AI usage power consumption is now similar to many small countries
New figures from the French energy management company Schneider Electric claim that artificial intelligence (AI) now consumes an estimated 4.3 GW of energy globally, almost as much as some small countries.
As technology adoption increases, so will energy consumption. Schneider Electric estimates that AI will be responsible for between 13.5 and 20 GW by 2028, representing a compound annual growth rate of 26 to 36%.
The research also reveals the power intensity of data centers in general, presenting an eye-opening reality that we need to prepare for in two important ways: upgrading infrastructure and improving efficiency.
AI contributes to data center power consumption
Currently, artificial intelligence makes up only 8% of the energy consumption of a typical data center, which totals 54 GW. By 2028, the company expects data center usage to increase to 90 GW, with artificial intelligence accounting for approximately 15-20% of this.
The company also noted the current 20:80 split represented by AI training and inference respectively, which is expected to become heavier in the coming years.
The article also mentions the requirement for cooling; Excess heat poses a safety risk, but can also lead to premature component failure. Cooling not only requires an additional amount of electricity to power the process, but this is often also associated with high water consumption. Data centers have long been criticized for their use of natural resources, which in some cases requires them to divert or otherwise modify waterways. This is because air cooling is not sufficient for large clusters, which would otherwise become dangerously hot.

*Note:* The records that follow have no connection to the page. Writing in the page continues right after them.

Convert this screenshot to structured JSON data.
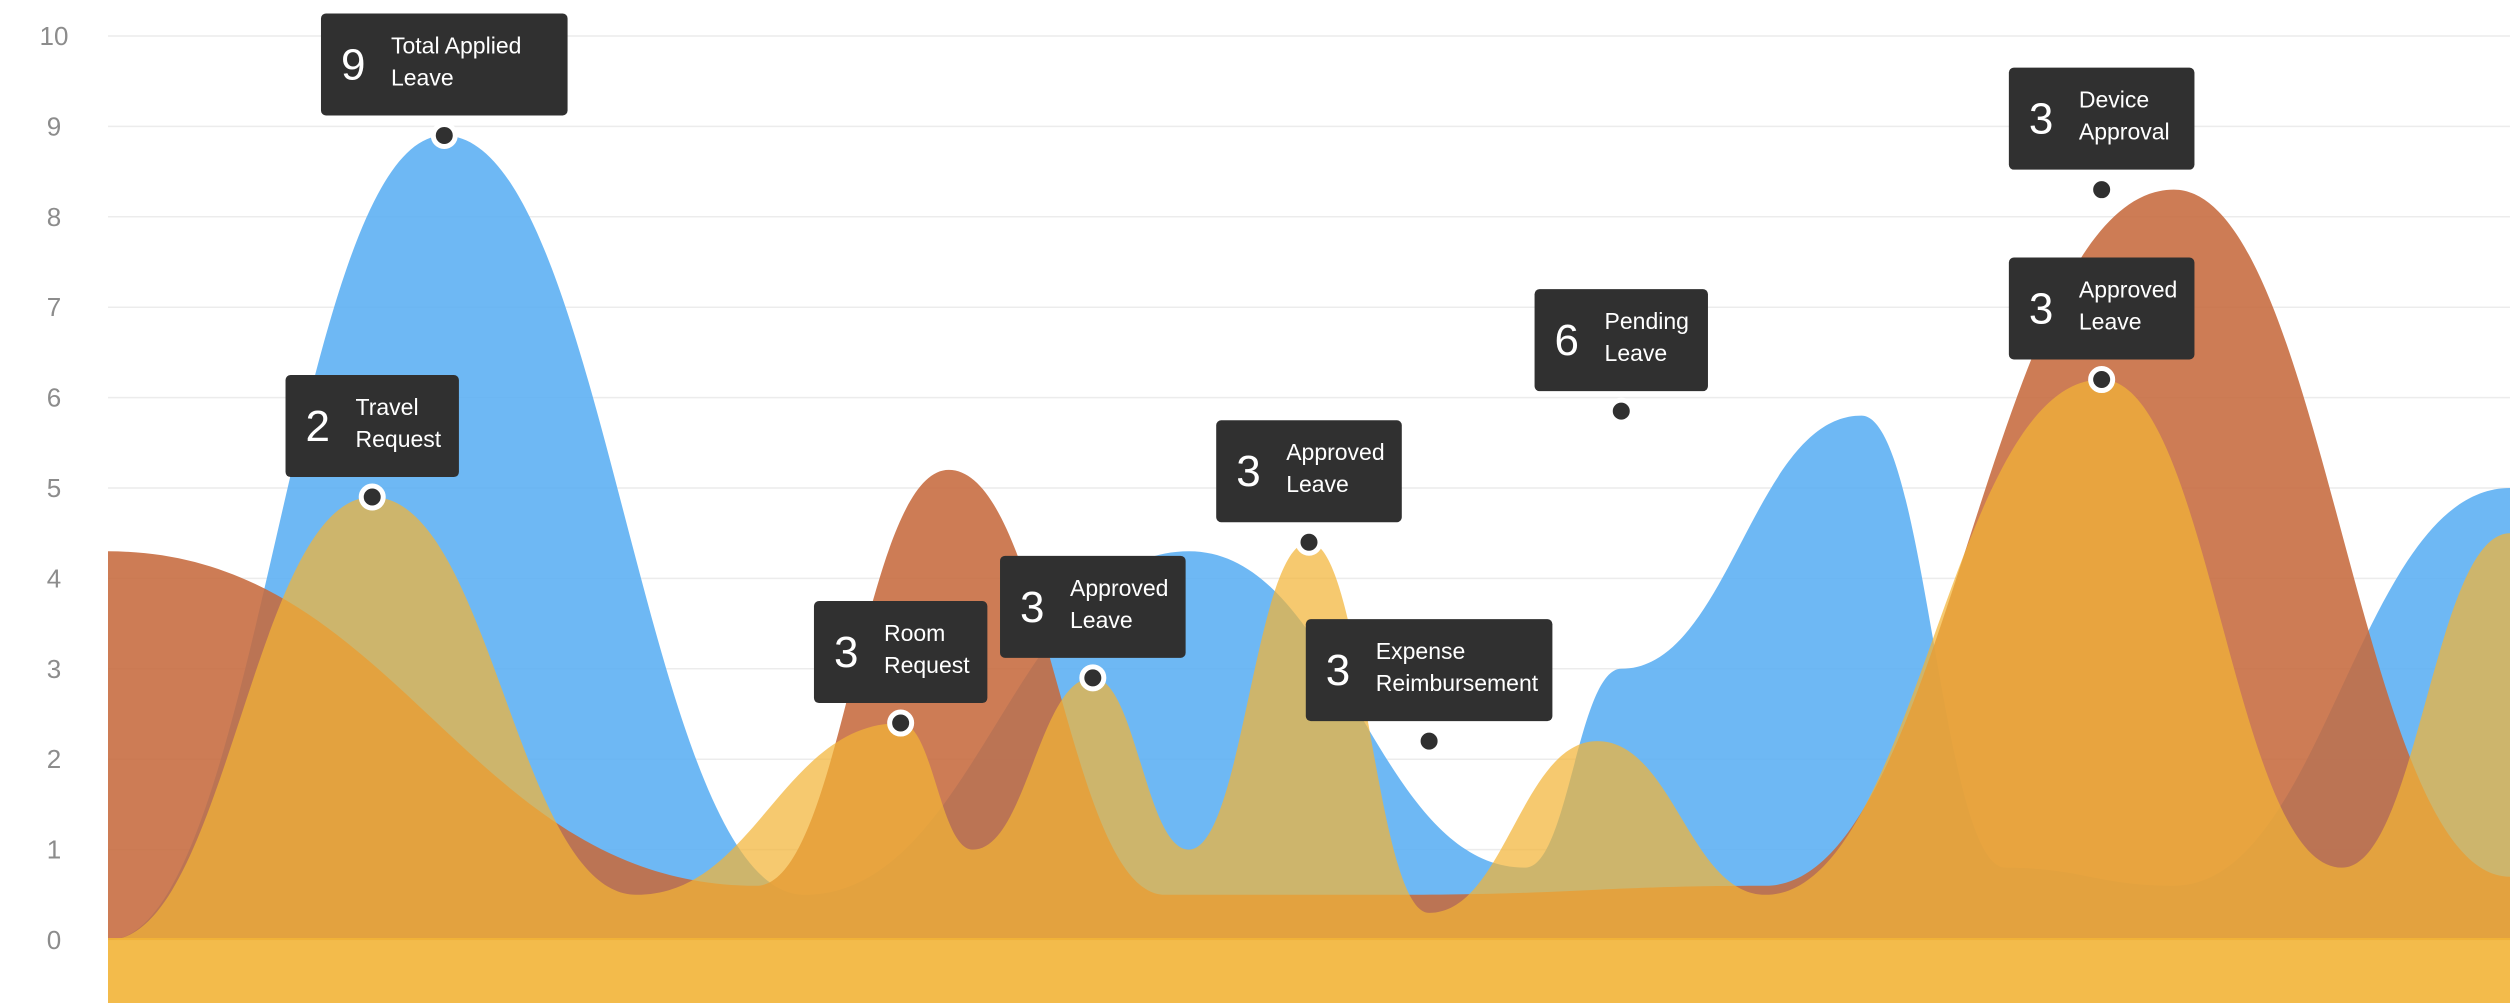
{
  "chart_data": {
    "type": "area",
    "title": "",
    "xlabel": "",
    "ylabel": "",
    "ylim": [
      0,
      10
    ],
    "yticks": [
      0,
      1,
      2,
      3,
      4,
      5,
      6,
      7,
      8,
      9,
      10
    ],
    "grid": true,
    "legend": "none",
    "colors": {
      "blue": "#5aaef2",
      "brown": "#c66a3e",
      "yellow": "#f2b437",
      "olive": "#c9bd7c",
      "mauve": "#a07a6c",
      "tooltip": "#303030"
    },
    "series": [
      {
        "color": "#5aaef2",
        "x": [
          0,
          0.14,
          0.29,
          0.45,
          0.59,
          0.63,
          0.73,
          0.79,
          0.86,
          1.0
        ],
        "values": [
          0,
          8.9,
          0.5,
          4.3,
          0.8,
          3.0,
          5.8,
          0.8,
          0.6,
          5.0
        ]
      },
      {
        "color": "#c66a3e",
        "x": [
          0,
          0.27,
          0.35,
          0.44,
          0.54,
          0.69,
          0.86,
          1.0
        ],
        "values": [
          4.3,
          0.6,
          5.2,
          0.5,
          0.5,
          0.6,
          8.3,
          0.7
        ]
      },
      {
        "color": "#f2b437",
        "x": [
          0,
          0.11,
          0.22,
          0.33,
          0.36,
          0.41,
          0.45,
          0.5,
          0.55,
          0.62,
          0.69,
          0.83,
          0.93,
          1.0
        ],
        "values": [
          0,
          4.9,
          0.5,
          2.4,
          1.0,
          2.9,
          1.0,
          4.4,
          0.3,
          2.2,
          0.5,
          6.2,
          0.8,
          4.5
        ]
      }
    ],
    "annotations": [
      {
        "x": 0.14,
        "y": 8.9,
        "value": "9",
        "text": [
          "Total Applied",
          "Leave"
        ]
      },
      {
        "x": 0.11,
        "y": 4.9,
        "value": "2",
        "text": [
          "Travel",
          "Request"
        ]
      },
      {
        "x": 0.33,
        "y": 2.4,
        "value": "3",
        "text": [
          "Room",
          "Request"
        ]
      },
      {
        "x": 0.41,
        "y": 2.9,
        "value": "3",
        "text": [
          "Approved",
          "Leave"
        ]
      },
      {
        "x": 0.5,
        "y": 4.4,
        "value": "3",
        "text": [
          "Approved",
          "Leave"
        ]
      },
      {
        "x": 0.55,
        "y": 2.2,
        "value": "3",
        "text": [
          "Expense",
          "Reimbursement"
        ]
      },
      {
        "x": 0.63,
        "y": 5.85,
        "value": "6",
        "text": [
          "Pending",
          "Leave"
        ]
      },
      {
        "x": 0.83,
        "y": 8.3,
        "value": "3",
        "text": [
          "Device",
          "Approval"
        ]
      },
      {
        "x": 0.83,
        "y": 6.2,
        "value": "3",
        "text": [
          "Approved",
          "Leave"
        ]
      }
    ]
  }
}
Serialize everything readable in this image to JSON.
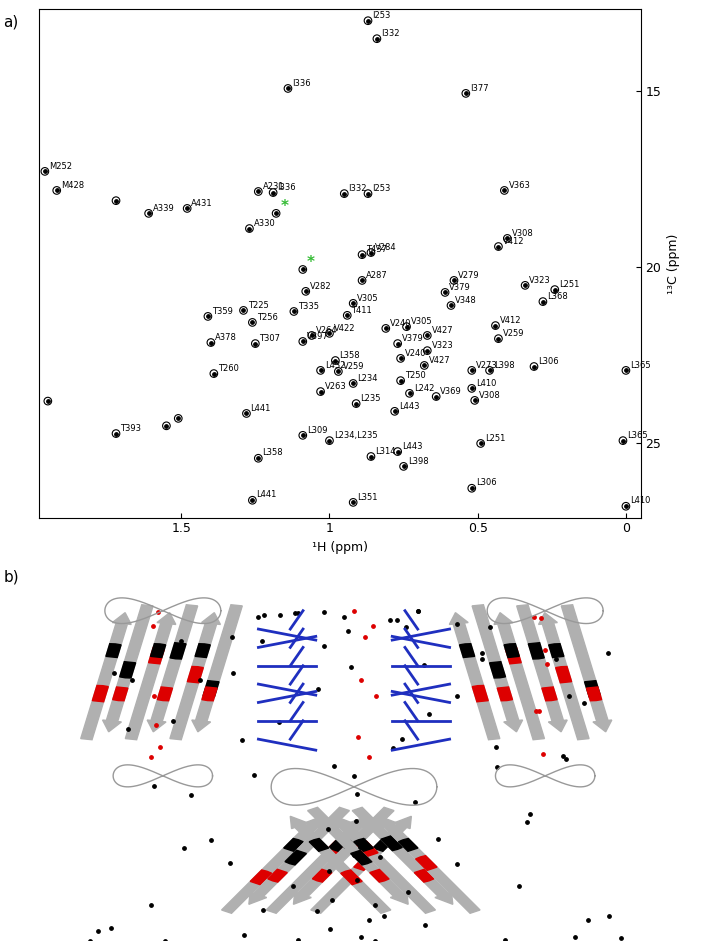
{
  "panel_labels": [
    "a)",
    "b)"
  ],
  "chart_data": {
    "type": "scatter",
    "x_label": "¹H (ppm)",
    "y_label": "¹³C (ppm)",
    "xlim": [
      1.98,
      -0.05
    ],
    "ylim": [
      27.1,
      12.7
    ],
    "xticks": [
      1.5,
      1,
      0.5,
      0
    ],
    "yticks": [
      15,
      20,
      25
    ],
    "x": [
      0.87,
      0.84,
      1.14,
      0.54,
      1.96,
      1.92,
      1.24,
      1.19,
      1.18,
      0.95,
      0.87,
      0.41,
      1.48,
      1.61,
      1.27,
      0.89,
      0.86,
      0.4,
      0.43,
      1.09,
      0.89,
      1.08,
      0.58,
      0.34,
      0.24,
      0.61,
      0.28,
      0.59,
      0.92,
      1.29,
      1.12,
      1.41,
      1.26,
      0.94,
      0.74,
      0.81,
      0.44,
      1.06,
      1.0,
      1.09,
      1.4,
      1.25,
      0.67,
      0.43,
      0.77,
      0.67,
      0.98,
      0.76,
      0.68,
      0.52,
      0.46,
      0.31,
      1.39,
      1.03,
      0.97,
      1.03,
      0.92,
      0.76,
      0.91,
      0.73,
      0.52,
      0.64,
      0.51,
      1.28,
      0.78,
      0.0,
      1.72,
      1.09,
      1.0,
      0.49,
      0.01,
      0.77,
      1.24,
      0.86,
      0.75,
      0.52,
      1.26,
      0.92,
      0.0,
      1.72,
      1.95,
      1.51,
      1.55
    ],
    "values": [
      13.02,
      13.53,
      14.94,
      15.08,
      17.29,
      17.83,
      17.86,
      17.89,
      18.48,
      17.92,
      17.92,
      17.83,
      18.34,
      18.48,
      18.91,
      19.65,
      19.59,
      19.19,
      19.42,
      20.07,
      20.38,
      20.69,
      20.38,
      20.52,
      20.64,
      20.72,
      20.98,
      21.09,
      21.03,
      21.23,
      21.26,
      21.4,
      21.57,
      21.37,
      21.69,
      21.74,
      21.66,
      21.94,
      21.88,
      22.11,
      22.14,
      22.17,
      21.94,
      22.03,
      22.17,
      22.37,
      22.65,
      22.59,
      22.79,
      22.93,
      22.93,
      22.82,
      23.02,
      22.93,
      22.96,
      23.53,
      23.3,
      23.22,
      23.87,
      23.58,
      23.44,
      23.67,
      23.78,
      24.15,
      24.09,
      22.93,
      24.72,
      24.77,
      24.92,
      25.0,
      24.92,
      25.23,
      25.42,
      25.37,
      25.65,
      26.27,
      26.61,
      26.67,
      26.78,
      18.12,
      23.8,
      24.29,
      24.5
    ],
    "labels": [
      "I253",
      "I332",
      "I336",
      "I377",
      "M252",
      "M428",
      "A231",
      "I336",
      "*",
      "I332",
      "I253",
      "V363",
      "A431",
      "A339",
      "A330",
      "T437",
      "V284",
      "V308",
      "V412",
      "*",
      "A287",
      "V282",
      "V279",
      "V323",
      "L251",
      "V379",
      "L368",
      "V348",
      "V305",
      "T225",
      "T335",
      "T359",
      "T256",
      "T411",
      "V305",
      "V240",
      "V412",
      "V264",
      "V422",
      "V397",
      "A378",
      "T307",
      "V427",
      "V259",
      "V379",
      "V323",
      "L358",
      "V240",
      "V427",
      "V273",
      "L398",
      "L306",
      "T260",
      "L432",
      "V259",
      "V263",
      "L234",
      "T250",
      "L235",
      "L242",
      "L410",
      "V369",
      "V308",
      "L441",
      "L443",
      "L365",
      "T393",
      "L309",
      "L234,L235",
      "L251",
      "L365",
      "L443",
      "L358",
      "L314",
      "L398",
      "L306",
      "L441",
      "L351",
      "L410",
      null,
      null,
      null,
      null
    ],
    "colors": [
      "#000000",
      "#000000",
      "#000000",
      "#000000",
      "#000000",
      "#000000",
      "#000000",
      "#000000",
      "#33bb33",
      "#000000",
      "#000000",
      "#000000",
      "#000000",
      "#000000",
      "#000000",
      "#000000",
      "#000000",
      "#000000",
      "#000000",
      "#33bb33",
      "#000000",
      "#000000",
      "#000000",
      "#000000",
      "#000000",
      "#000000",
      "#000000",
      "#000000",
      "#000000",
      "#000000",
      "#000000",
      "#000000",
      "#000000",
      "#000000",
      "#000000",
      "#000000",
      "#000000",
      "#000000",
      "#000000",
      "#000000",
      "#000000",
      "#000000",
      "#000000",
      "#000000",
      "#000000",
      "#000000",
      "#000000",
      "#000000",
      "#000000",
      "#000000",
      "#000000",
      "#000000",
      "#000000",
      "#000000",
      "#000000",
      "#000000",
      "#000000",
      "#000000",
      "#000000",
      "#000000",
      "#000000",
      "#000000",
      "#000000",
      "#000000",
      "#000000",
      "#000000",
      "#000000",
      "#000000",
      "#000000",
      "#000000",
      "#000000",
      "#000000",
      "#000000",
      "#000000",
      "#000000",
      "#000000",
      "#000000",
      "#000000",
      "#000000",
      "#000000",
      "#000000",
      "#000000",
      "#000000"
    ],
    "marker": "o"
  }
}
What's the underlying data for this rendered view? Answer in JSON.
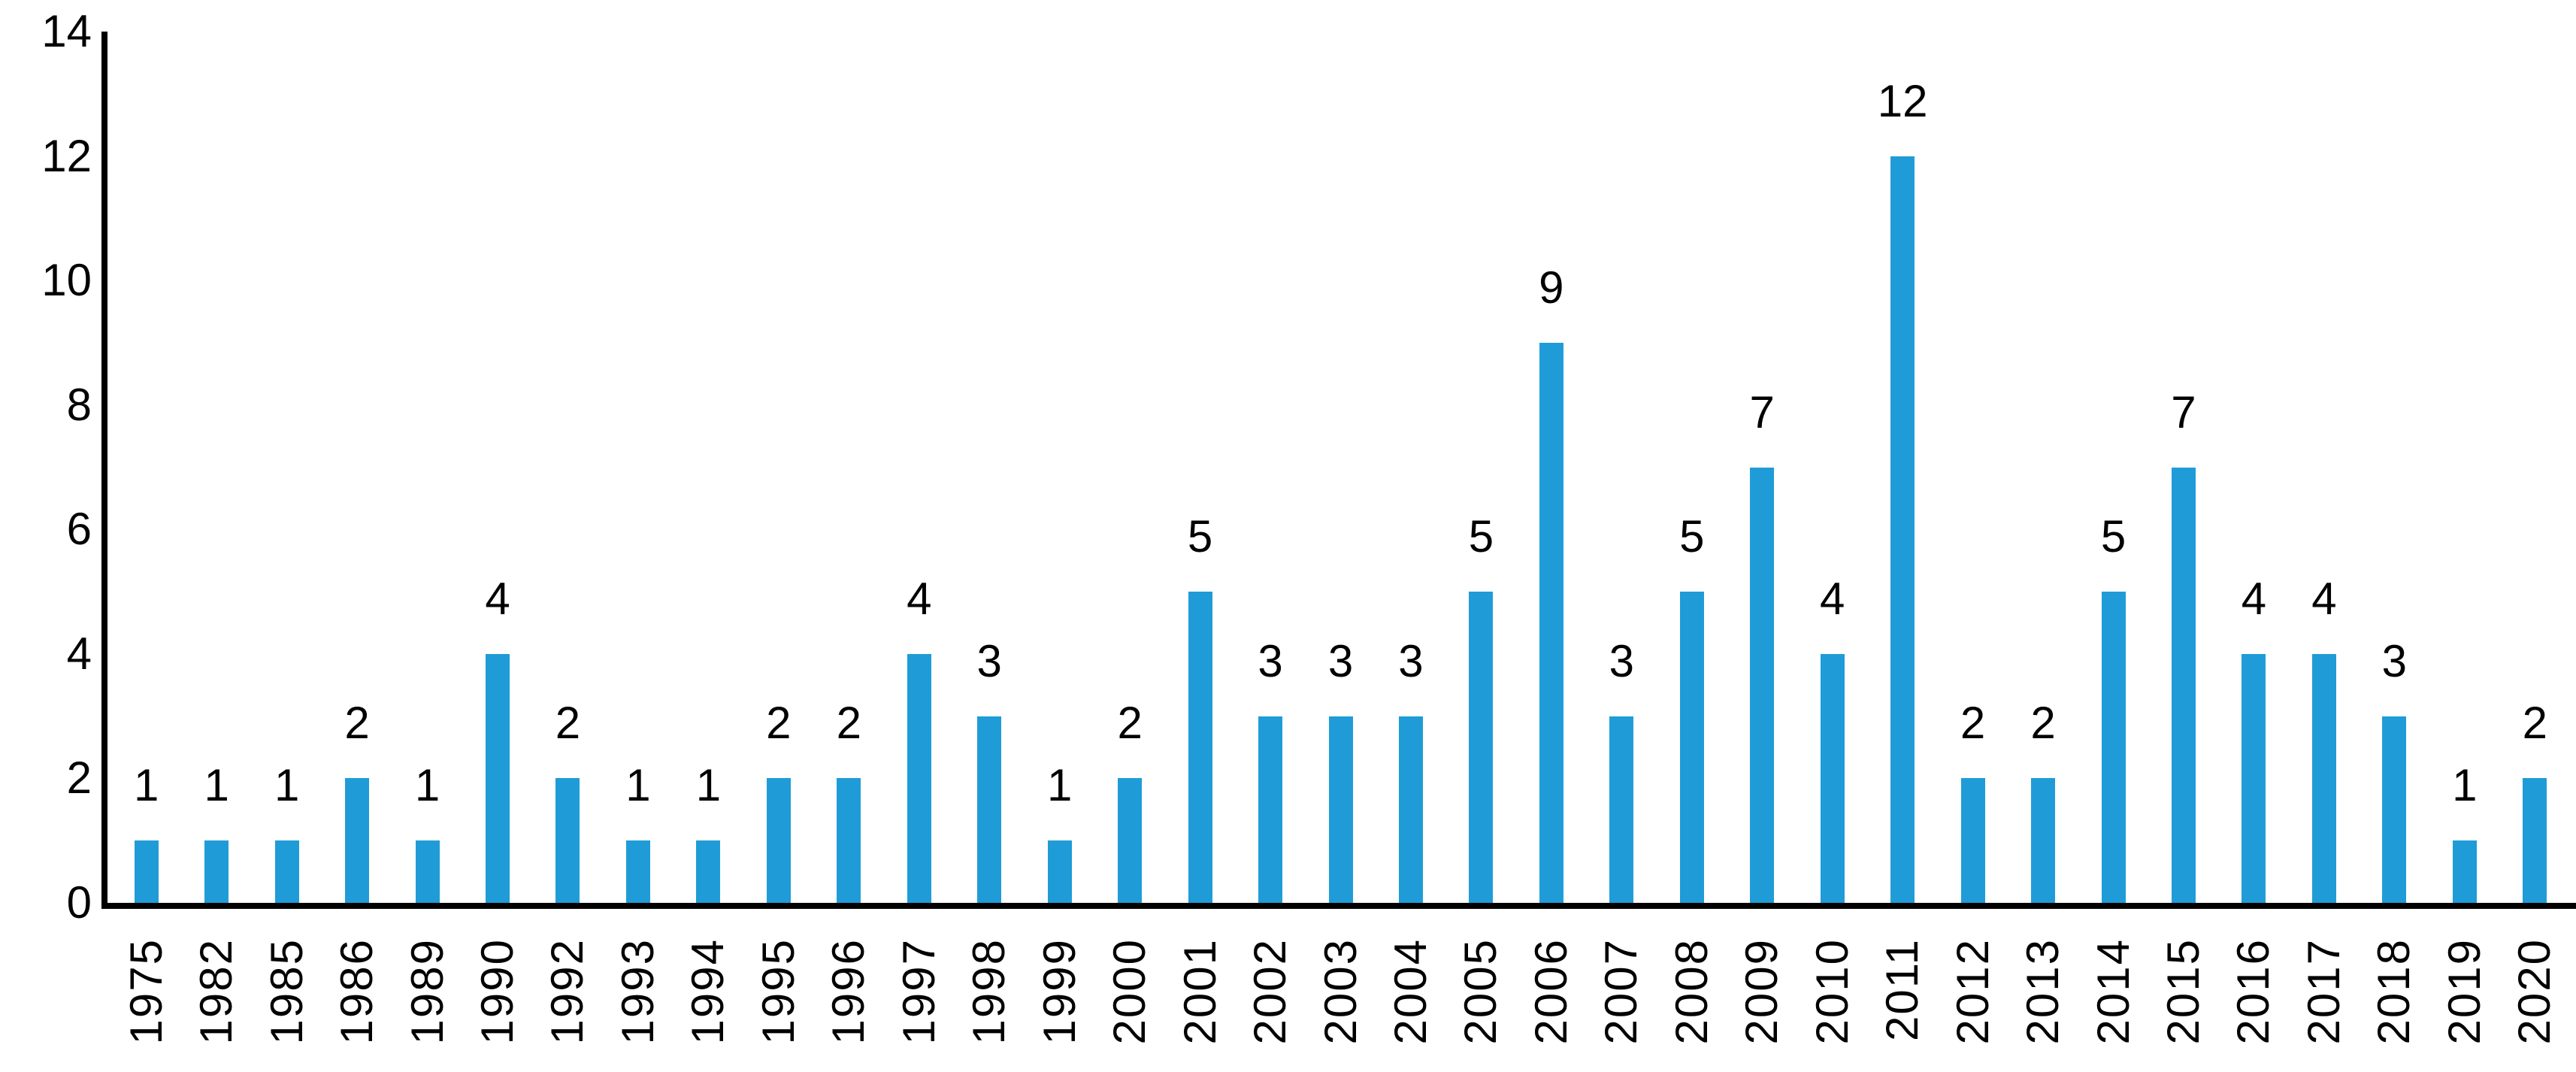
{
  "chart_data": {
    "type": "bar",
    "title": "",
    "xlabel": "",
    "ylabel": "",
    "categories": [
      "1975",
      "1982",
      "1985",
      "1986",
      "1989",
      "1990",
      "1992",
      "1993",
      "1994",
      "1995",
      "1996",
      "1997",
      "1998",
      "1999",
      "2000",
      "2001",
      "2002",
      "2003",
      "2004",
      "2005",
      "2006",
      "2007",
      "2008",
      "2009",
      "2010",
      "2011",
      "2012",
      "2013",
      "2014",
      "2015",
      "2016",
      "2017",
      "2018",
      "2019",
      "2020"
    ],
    "values": [
      1,
      1,
      1,
      2,
      1,
      4,
      2,
      1,
      1,
      2,
      2,
      4,
      3,
      1,
      2,
      5,
      3,
      3,
      3,
      5,
      9,
      3,
      5,
      7,
      4,
      12,
      2,
      2,
      5,
      7,
      4,
      4,
      3,
      1,
      2
    ],
    "ylim": [
      0,
      14
    ],
    "yticks": [
      0,
      2,
      4,
      6,
      8,
      10,
      12,
      14
    ],
    "grid": false,
    "legend": null,
    "data_labels": true,
    "x_tick_rotation_degrees": 90,
    "colors": {
      "bar": "#1F9CD7",
      "axis": "#000000",
      "text": "#000000",
      "background": "#ffffff"
    }
  }
}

Looking ahead, Schenider says that accurately predicting power consumption will become more challenging as high-energy training makes room for inference workloads, which can have much more variable power demands.
The company also offers advice to data center operators looking to take advantage of the latest AI hardware: by moving from a conventional 120/208V distribution to 240/415V they should be able to accommodate the high power density of AI workloads .
It is clear that upgrading infrastructure must go hand in hand with an overhaul of the current trajectory to manage energy consumption and make cloud computing and AI workloads even more efficient.